Growing up in Mattawa, Ont. with Métis and Algonquin roots, he learned from a young age how to make a living from the forest. Labelle was a trapper until his fur products stopped selling in the early 1990s. 

"When you lose trapping, you lose who you are. You lose your culture," he said.

birch bark canoe

A birch bark canoe crafted by Marcel Labelle has more than 200 metres of spruce tree roots wound throughout the wood to hold everything together. (Hallie Cotnam/CBC)

"I did what society told me — I fully assimilated. I forgot about the forest, I forgot about my background, I moved to southern Ontario, I cut my hair and I got an office job. But I was not an office guy."

Labelle left his office job and discovered a newfound passion for building.
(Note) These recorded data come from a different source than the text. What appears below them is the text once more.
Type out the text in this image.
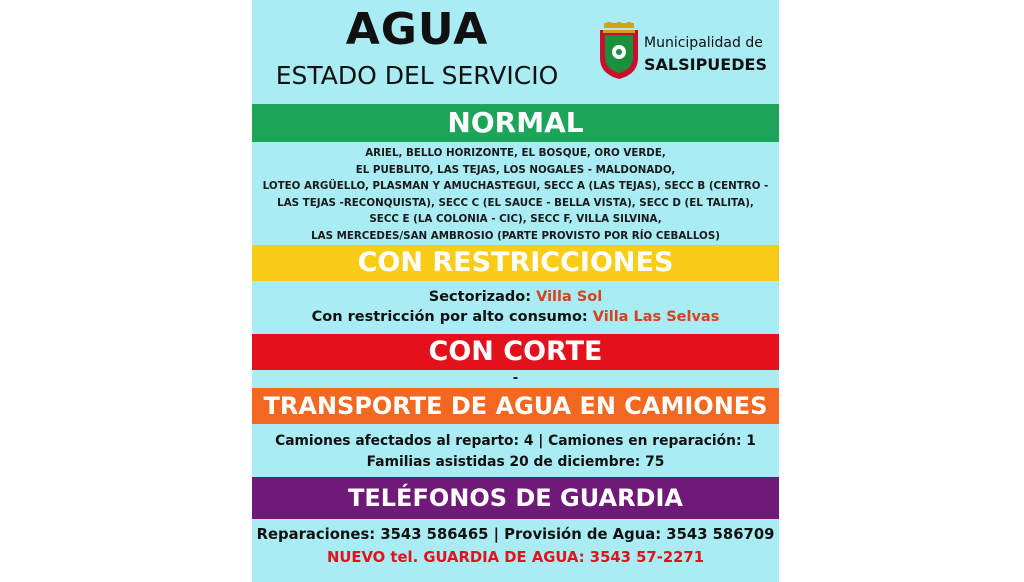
AGUA
ESTADO DEL SERVICIO
Municipalidad de
SALSIPUEDES
NORMAL
ARIEL, BELLO HORIZONTE, EL BOSQUE, ORO VERDE,
EL PUEBLITO, LAS TEJAS, LOS NOGALES - MALDONADO,
LOTEO ARGÜELLO, PLASMAN Y AMUCHASTEGUI, SECC A (LAS TEJAS), SECC B (CENTRO -
LAS TEJAS -RECONQUISTA), SECC C (EL SAUCE - BELLA VISTA), SECC D (EL TALITA),
SECC E (LA COLONIA - CIC), SECC F, VILLA SILVINA,
LAS MERCEDES/SAN AMBROSIO (PARTE PROVISTO POR RÍO CEBALLOS)
CON RESTRICCIONES
Sectorizado: Villa Sol
Con restricción por alto consumo: Villa Las Selvas
CON CORTE
-
TRANSPORTE DE AGUA EN CAMIONES
Camiones afectados al reparto: 4 | Camiones en reparación: 1
Familias asistidas 20 de diciembre: 75
TELÉFONOS DE GUARDIA
Reparaciones: 3543 586465 | Provisión de Agua: 3543 586709
NUEVO tel. GUARDIA DE AGUA: 3543 57-2271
He built wigwams — domed shelters made of wood used for ceremonies — and harvested enough wood one fall to make a 1.5 m canoe in time for spring.

He has been recognized as a senior artist by the Ontario Arts Council since 2008. When he isn't teaching how to build canoes at Laurentian University's School of Architecture in Sudbury, Labelle holds workshops on campuses across Ontario.

canoe building workshop

Award-winning Métis artist and builder Marcel Labelle teaches a group of students about canoe-building at the University of Ottawa. (Hallie Cotnam/CBC)

'We're building a community here'

For the past three weeks, students and faculty at the University of Ottawa have been learning how to build a birch bark canoe from start to finish under Labelle's guidance. 

Keen learners have been cutting and cleaning the wood, building its "ribs" and wrapping more than 200 metres of spruce roots through the wood to hold everything together.

yurissa varela canoe building

Yurissa Varela, a student at the University of Ottawa, diligently works on the frame of a birch bark canoe. (Hallie Cotnam/CBC)

"We're building a community here, not just a canoe," Labelle said. 

Student Yurissa Varela said the canoe sitting in the University Centre lounge caught her eye one day, and she has been coming back to the workshop almost every day since. 

"My family came here as refugees from Honduras, and my great-grandfather was Mayan, but I was never raised in the culture," she said. 

"In some way, this is kind of reconnecting me to my own roots."

The canoe-building project at the University of Ottawa will run every weekday until March 24.